Piraye Romanı Özeti Konusu – Canan Tan

piraye romanı özeti canan tan

Piraye Romanı Kısaca Konusu:

Piraye, Canan Tan’ın kaleme aldığı ilk kez 2011 yılında basılan dram türünde romanıdır. Piraye, ismini Nâzım Hikmet’in eşinden almıştır. Piraye romanı, genç bir kız olan Piraye’nin aile, okul, aşk ve evlilik yaşantısını konu alan biyografi niteliğinde bir romandır.
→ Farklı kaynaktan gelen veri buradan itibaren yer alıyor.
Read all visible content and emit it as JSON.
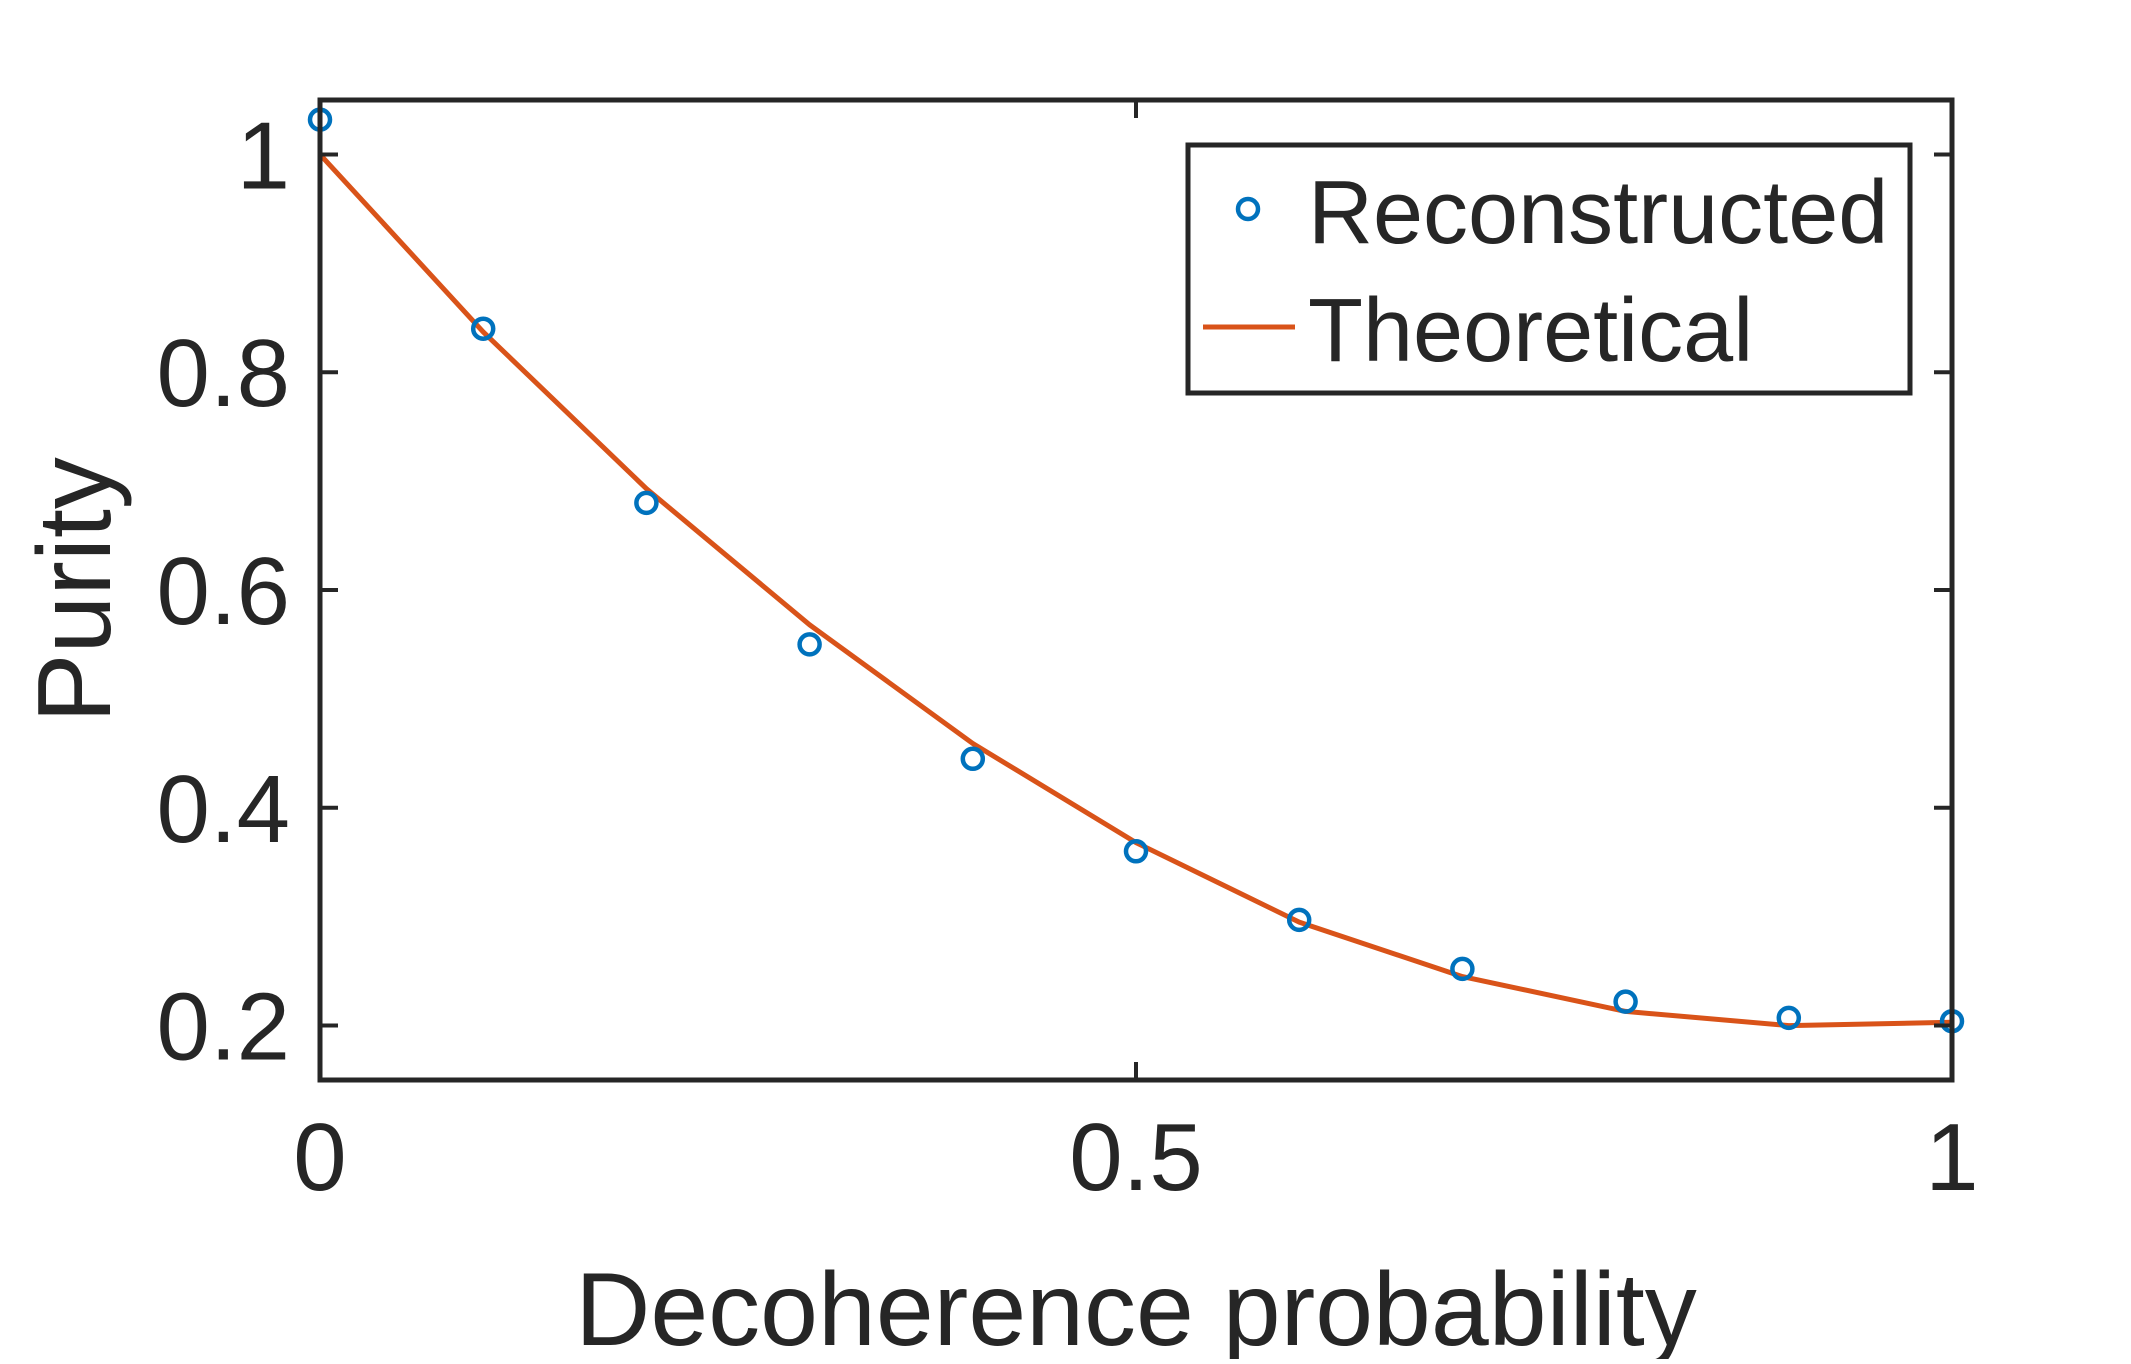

Piraye’nin evliliği ve evlilik sonrası hayatını işler.

Piraye Romanı Özeti:

Üniversiteye başlıyor İstanbul Marmara Üniversitesi Dişhekimliği Fakültesi’ne bu aslında piraye’nin tüm duygu ve düşüncelerine zıt seçimdi çünkü piraye o kadar edebiyat tutkunu ki o yüzden konservatuvar tiyatro bölümünü istemekteydi ama toplum içinde saygın bir yere sahip örnek insan yirmi beş yıllık diş doktoru babası karşı çıkmaktaydı ve piraye’nin istemiş olduğu bölüme gitmesini kabul edemezdi. Buna karşı çıkan piraye ise şu sözlerle dile getirmişti babasına olan kırgınlığını ”oysa babacığım , beynimin ve yüreğimin kıvrımlarında edebiyat tutkusunu, hatta tiyatro aşkını, bir bakıma sen yaratmıştın .
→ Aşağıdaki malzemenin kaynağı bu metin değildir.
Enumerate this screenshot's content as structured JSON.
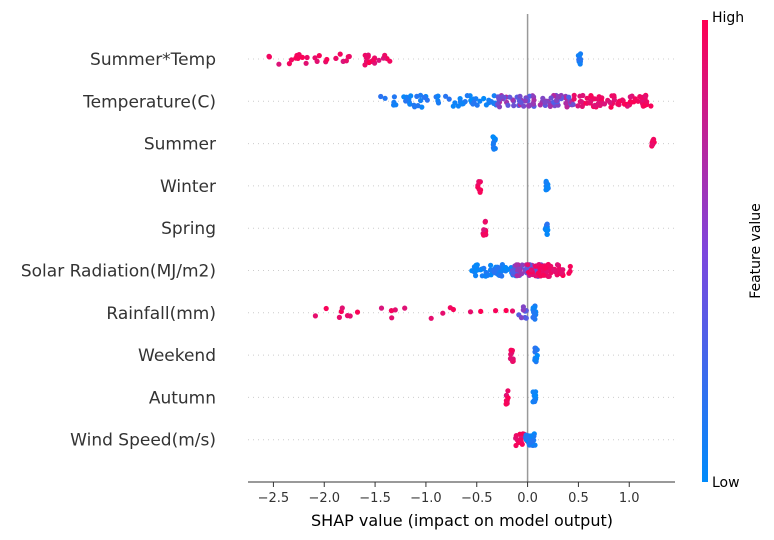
{
  "chart_data": {
    "type": "scatter",
    "title": "",
    "xlabel": "SHAP value (impact on model output)",
    "ylabel": "",
    "xlim": [
      -2.75,
      1.45
    ],
    "xticks": [
      -2.5,
      -2.0,
      -1.5,
      -1.0,
      -0.5,
      0.0,
      0.5,
      1.0
    ],
    "xtick_labels": [
      "−2.5",
      "−2.0",
      "−1.5",
      "−1.0",
      "−0.5",
      "0.0",
      "0.5",
      "1.0"
    ],
    "grid": false,
    "colorbar": {
      "title": "Feature value",
      "high_label": "High",
      "low_label": "Low",
      "high_color": "#ff0052",
      "low_color": "#008bfb"
    },
    "features": [
      {
        "name": "Summer*Temp",
        "clusters": [
          {
            "min": -2.55,
            "max": -1.35,
            "value": "high",
            "n": 40
          },
          {
            "min": 0.5,
            "max": 0.53,
            "value": "low",
            "n": 10
          }
        ]
      },
      {
        "name": "Temperature(C)",
        "clusters": [
          {
            "min": -1.45,
            "max": -0.3,
            "value": "low",
            "n": 60
          },
          {
            "min": -0.3,
            "max": 0.45,
            "value": "mid",
            "n": 80
          },
          {
            "min": 0.45,
            "max": 1.22,
            "value": "high",
            "n": 70
          }
        ]
      },
      {
        "name": "Summer",
        "clusters": [
          {
            "min": -0.34,
            "max": -0.31,
            "value": "low",
            "n": 10
          },
          {
            "min": 1.22,
            "max": 1.25,
            "value": "high",
            "n": 8
          }
        ]
      },
      {
        "name": "Winter",
        "clusters": [
          {
            "min": -0.49,
            "max": -0.46,
            "value": "high",
            "n": 8
          },
          {
            "min": 0.18,
            "max": 0.21,
            "value": "low",
            "n": 10
          }
        ]
      },
      {
        "name": "Spring",
        "clusters": [
          {
            "min": -0.44,
            "max": -0.41,
            "value": "high",
            "n": 8
          },
          {
            "min": 0.17,
            "max": 0.2,
            "value": "low",
            "n": 10
          }
        ]
      },
      {
        "name": "Solar Radiation(MJ/m2)",
        "clusters": [
          {
            "min": -0.55,
            "max": -0.05,
            "value": "low",
            "n": 70
          },
          {
            "min": -0.15,
            "max": 0.15,
            "value": "mid",
            "n": 50
          },
          {
            "min": 0.0,
            "max": 0.42,
            "value": "high",
            "n": 60
          }
        ]
      },
      {
        "name": "Rainfall(mm)",
        "clusters": [
          {
            "min": -2.1,
            "max": -0.05,
            "value": "high",
            "n": 22
          },
          {
            "min": -0.1,
            "max": 0.0,
            "value": "mid",
            "n": 8
          },
          {
            "min": 0.05,
            "max": 0.08,
            "value": "low",
            "n": 14
          }
        ]
      },
      {
        "name": "Weekend",
        "clusters": [
          {
            "min": -0.17,
            "max": -0.14,
            "value": "high",
            "n": 8
          },
          {
            "min": 0.07,
            "max": 0.1,
            "value": "low",
            "n": 10
          }
        ]
      },
      {
        "name": "Autumn",
        "clusters": [
          {
            "min": -0.22,
            "max": -0.19,
            "value": "high",
            "n": 8
          },
          {
            "min": 0.05,
            "max": 0.08,
            "value": "low",
            "n": 10
          }
        ]
      },
      {
        "name": "Wind Speed(m/s)",
        "clusters": [
          {
            "min": -0.12,
            "max": 0.0,
            "value": "high",
            "n": 16
          },
          {
            "min": -0.02,
            "max": 0.08,
            "value": "low",
            "n": 24
          }
        ]
      }
    ]
  }
}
Bana koyduğun Piraye adıyla..” Babası piraye’nin bu inatçı tavırlarına karşı kararlı bir şekilde kazanmakta olduğun üniversiteye gideceksin diyerek son sözü söylemiştir ve piraye babasının konuşmalarını kabullenerek odasına çekilmiştir ve annesi’ni yanına çağırarak ablamın adı Hatice, benim ise piraye olmamın özel bir anlamı var mı diye sorar annesi ise ”Piraye Nazım Hikmet’in karısı tam adı Hatice Piraye’dir ve baban da zamanında Nazım Hikmet’e hayranlığından ve edebiyata olan tutkusundan dolayı bu isimleri size vermiştir diyerek açıklamada bulunmuştur .
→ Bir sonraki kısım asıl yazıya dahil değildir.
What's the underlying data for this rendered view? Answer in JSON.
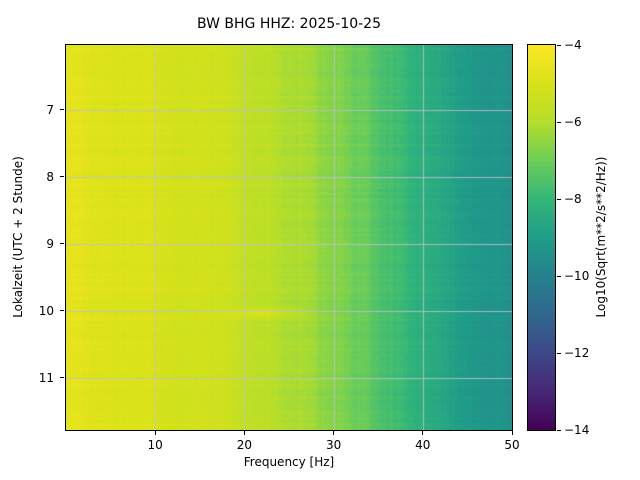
{
  "title": "BW BHG  HHZ: 2025-10-25",
  "axes": {
    "x": {
      "label": "Frequency [Hz]",
      "range": [
        0,
        50
      ],
      "ticks": [
        10,
        20,
        30,
        40,
        50
      ]
    },
    "y": {
      "label": "Lokalzeit (UTC + 2 Stunde)",
      "range": [
        6.03,
        11.78
      ],
      "ticks": [
        7,
        8,
        9,
        10,
        11
      ]
    }
  },
  "colorbar": {
    "label": "Log10(Sqrt(m**2/s**2/Hz))",
    "range": [
      -14,
      -4
    ],
    "ticks": [
      -4,
      -6,
      -8,
      -10,
      -12,
      -14
    ],
    "colormap": "viridis"
  },
  "colors": {
    "grid": "rgba(188,194,200,0.85)",
    "viridis_stops": [
      [
        0.0,
        "#440154"
      ],
      [
        0.1,
        "#482878"
      ],
      [
        0.2,
        "#3e4989"
      ],
      [
        0.3,
        "#31688e"
      ],
      [
        0.4,
        "#26828e"
      ],
      [
        0.5,
        "#1f9e89"
      ],
      [
        0.6,
        "#35b779"
      ],
      [
        0.7,
        "#6ece58"
      ],
      [
        0.8,
        "#b5de2b"
      ],
      [
        0.9,
        "#d8e219"
      ],
      [
        1.0,
        "#fde725"
      ]
    ]
  },
  "chart_data": {
    "type": "heatmap",
    "title": "BW BHG  HHZ: 2025-10-25",
    "xlabel": "Frequency [Hz]",
    "ylabel": "Lokalzeit (UTC + 2 Stunde)",
    "value_label": "Log10(Sqrt(m**2/s**2/Hz))",
    "x_range_hz": [
      0,
      50
    ],
    "y_range_hours": [
      6.03,
      11.78
    ],
    "value_range": [
      -14,
      -4
    ],
    "colormap": "viridis",
    "grid": true,
    "spectrum_profile": [
      [
        0.0,
        -4.55
      ],
      [
        0.5,
        -4.6
      ],
      [
        2,
        -4.8
      ],
      [
        5,
        -4.9
      ],
      [
        10,
        -5.0
      ],
      [
        15,
        -5.2
      ],
      [
        20,
        -5.5
      ],
      [
        25,
        -6.0
      ],
      [
        30,
        -6.6
      ],
      [
        33,
        -7.0
      ],
      [
        36,
        -7.6
      ],
      [
        38,
        -8.0
      ],
      [
        40,
        -8.4
      ],
      [
        43,
        -8.8
      ],
      [
        46,
        -9.1
      ],
      [
        50,
        -9.4
      ]
    ],
    "noise_texture": {
      "column_amp": 0.18,
      "row_amp": 0.1,
      "pixel_amp": 0.12
    },
    "features": [
      {
        "desc": "bright patch",
        "time_center": 10.03,
        "time_sigma": 0.07,
        "freq_center": 22,
        "freq_sigma": 3.5,
        "boost": 0.9
      }
    ]
  }
}
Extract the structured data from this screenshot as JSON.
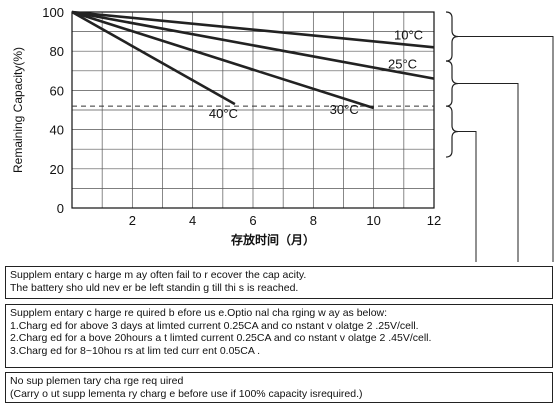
{
  "chart_data": {
    "type": "line",
    "xlabel": "存放时间（月）",
    "ylabel": "Remaining Capacity(%)",
    "xlim": [
      0,
      12
    ],
    "ylim": [
      0,
      100
    ],
    "xticks": [
      2,
      4,
      6,
      8,
      10,
      12
    ],
    "yticks": [
      0,
      20,
      40,
      60,
      80,
      100
    ],
    "grid": true,
    "series": [
      {
        "name": "10°C",
        "x": [
          0,
          12
        ],
        "y": [
          100,
          82
        ]
      },
      {
        "name": "25°C",
        "x": [
          0,
          12
        ],
        "y": [
          100,
          66
        ]
      },
      {
        "name": "30°C",
        "x": [
          0,
          10
        ],
        "y": [
          100,
          51
        ]
      },
      {
        "name": "40°C",
        "x": [
          0,
          5.4
        ],
        "y": [
          100,
          53
        ]
      }
    ],
    "reference_line": {
      "y": 52,
      "style": "dashed"
    }
  },
  "notes": [
    {
      "lines": [
        "Supplem entary c harge m ay often  fail to r ecover  the cap acity.",
        "The battery sho uld nev er be  left  standin g till thi s is reached."
      ]
    },
    {
      "lines": [
        "Supplem entary c harge re quired b efore us e.Optio nal cha rging w ay as below:",
        "1.Charg ed for above 3 days at  limted  current  0.25CA and co nstant  v olatge 2 .25V/cell.",
        "2.Charg ed for a bove 20hours a t  limted  current  0.25CA and co nstant v olatge 2 .45V/cell.",
        "3.Charg ed for 8~10hou rs at lim ted curr ent 0.05CA ."
      ]
    },
    {
      "lines": [
        "No sup plemen tary cha rge req uired",
        "(Carry o ut supp lementa ry charg e before  use if 100% capacity isrequired.)"
      ]
    }
  ]
}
Akşam yemekleri yendikten sonra odasına çıkan piraye yarın için hazırlıklarda bulunmaktadır ve sabah hazırlanmakta olan piraye’yi anne ve babası kapıdan uğurlayarak piraye yola koyulmuştur . Kampüse vardığında arkasından seslenen ”Piraye” çığlıklarını duyarak bir de görsün ki kolejden arkadaşı Esin, aynı sınıfta olmalarına rağmen ve bu güne dek merhabalaşmaktan öte bir ilişki yaşamamalarına karşın abartılı bir çoşkuyla sarmaş dolaş oluveriyorlar ve piraye kendi için olduğunu düşünerek yalnız değilim artık diye hayıflanıyor kendi kendine beraber kısa bir keşif turuna çıkıyor, Esin’le ve Esin karşısına çıkan Volkan ile tanışarak sevgili olurlar.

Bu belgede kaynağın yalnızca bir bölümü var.